Conclusively, BioFors has paved the way for a biotechnological, sustainable production of forskolin in yeast cells. Considering the importance of forskolin biosynthesis using biotechnology means and the impact that these finding could have to the society but also for industrial applications, BioFors results have set the ground for a close collaboration between the researchers involved with a number of other research groups and entities. Today, efforts for the incorporation of forskolin biosynthetic pathway into a number of other hosts are taking place: i) in the moss Physcomitrella patens in collaboration with Henrik Toft Simonsen, Associate Prof. in PLEN, UCPH; ii) in cyanobacteria in collaboration with the group of Prof. Poul Erik Jensen, Prof in PLEN, UCPH; in Escherichia coli in collaboration with Dr. Morten H. H. Nørholm from Novo Nordisk Foundation Center for Biosustainability, Technical University of Denmark and iv) in tobacco chloroplast in order to be able to produce forskolin exclusively in a light driven manner, from the group of Prof. Poul Erik Jensen, Prof in PLEN, UCPH (Lassen et al., 2014).

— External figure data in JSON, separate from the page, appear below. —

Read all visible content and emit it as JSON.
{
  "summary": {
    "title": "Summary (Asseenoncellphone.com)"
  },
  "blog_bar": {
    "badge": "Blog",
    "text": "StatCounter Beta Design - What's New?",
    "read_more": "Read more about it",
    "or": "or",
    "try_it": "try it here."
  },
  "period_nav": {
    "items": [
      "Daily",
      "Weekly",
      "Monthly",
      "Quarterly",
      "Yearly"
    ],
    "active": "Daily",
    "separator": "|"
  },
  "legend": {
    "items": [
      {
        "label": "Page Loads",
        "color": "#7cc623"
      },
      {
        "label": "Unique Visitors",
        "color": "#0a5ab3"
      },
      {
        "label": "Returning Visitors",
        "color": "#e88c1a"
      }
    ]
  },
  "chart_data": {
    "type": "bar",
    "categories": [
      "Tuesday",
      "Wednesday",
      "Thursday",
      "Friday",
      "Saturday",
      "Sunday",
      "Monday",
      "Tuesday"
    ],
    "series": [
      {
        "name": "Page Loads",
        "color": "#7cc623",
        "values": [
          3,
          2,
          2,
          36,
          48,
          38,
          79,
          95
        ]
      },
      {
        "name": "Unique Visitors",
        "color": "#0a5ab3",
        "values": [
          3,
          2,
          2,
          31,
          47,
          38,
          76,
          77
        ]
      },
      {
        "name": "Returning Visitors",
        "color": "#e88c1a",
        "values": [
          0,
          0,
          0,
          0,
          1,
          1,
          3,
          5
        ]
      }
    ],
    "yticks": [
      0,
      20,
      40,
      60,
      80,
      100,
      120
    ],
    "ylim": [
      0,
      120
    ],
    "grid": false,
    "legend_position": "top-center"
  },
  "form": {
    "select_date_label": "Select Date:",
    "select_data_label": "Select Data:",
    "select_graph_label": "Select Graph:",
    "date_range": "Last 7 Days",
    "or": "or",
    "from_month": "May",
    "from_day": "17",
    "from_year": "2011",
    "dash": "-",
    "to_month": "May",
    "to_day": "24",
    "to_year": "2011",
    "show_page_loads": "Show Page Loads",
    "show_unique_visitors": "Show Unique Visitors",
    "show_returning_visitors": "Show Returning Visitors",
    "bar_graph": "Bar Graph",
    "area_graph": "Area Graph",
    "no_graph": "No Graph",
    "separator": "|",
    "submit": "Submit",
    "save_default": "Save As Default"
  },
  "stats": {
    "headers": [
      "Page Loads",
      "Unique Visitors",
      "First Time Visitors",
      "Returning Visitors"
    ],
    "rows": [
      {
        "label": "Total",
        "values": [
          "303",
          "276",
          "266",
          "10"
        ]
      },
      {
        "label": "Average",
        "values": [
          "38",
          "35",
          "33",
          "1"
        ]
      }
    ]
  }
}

Moreover 4 provisional patents have been filled regarding forskolin biosynthesis pathway discovery and forskolin production in yeast.
Literature
Pateraki I, Andersen-Ranberg J, Hamberger B, Heskes MA, Juel Martens H, Zerbe P, Spanner Bach S, Møller BL, Bohlmann J and Hamberger B. Manoyl oxide (13R), the biosynthetic precursor of forskolin, is synthesized in specialized root cork cells in Coleus forskohlii. Plant Physiology 164: 1222–1236, (2014).

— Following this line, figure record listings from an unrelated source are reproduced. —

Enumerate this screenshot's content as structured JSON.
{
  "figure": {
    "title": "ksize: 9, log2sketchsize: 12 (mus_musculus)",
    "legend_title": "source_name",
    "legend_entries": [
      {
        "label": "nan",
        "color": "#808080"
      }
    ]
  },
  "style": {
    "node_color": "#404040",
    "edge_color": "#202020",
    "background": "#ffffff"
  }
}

Lassen LM, Nielsen AZ, Ziersen B, Gnanasekaran T, Møller BL, and Jensen PE. Redirecting Photosynthetic Electron Flow into Light-Driven Synthesis of Alternative Products Including High-Value Bioactive Natural Compounds. Acs Synthetic Biology 3: 1-12, (2014).
Nielsen MT, Andersen-Ranberg J, Christensen U, Kristensen M, Harrison SJ, Olsen CE, Hamberger B, Møller BL, and Nørholm MHH. Microbial synthesis of the forskolin precursor manoyl oxide in enantiomerically pure form. Journal of Applied and Environmental Microbiology 80:23, 7258-7265, (2014).
Pateraki I, Andersen-Ranberg J, Jensen NB, Hallström B, Wubset S, Stærk D, Olsen CE, Møller BL, and Hamberger B. Elucidation of the biosynthetic pathway of Forskolin in Coleus forskohlii and pathway reconstitution in yeast cells. Manuscript in preparation, (2015).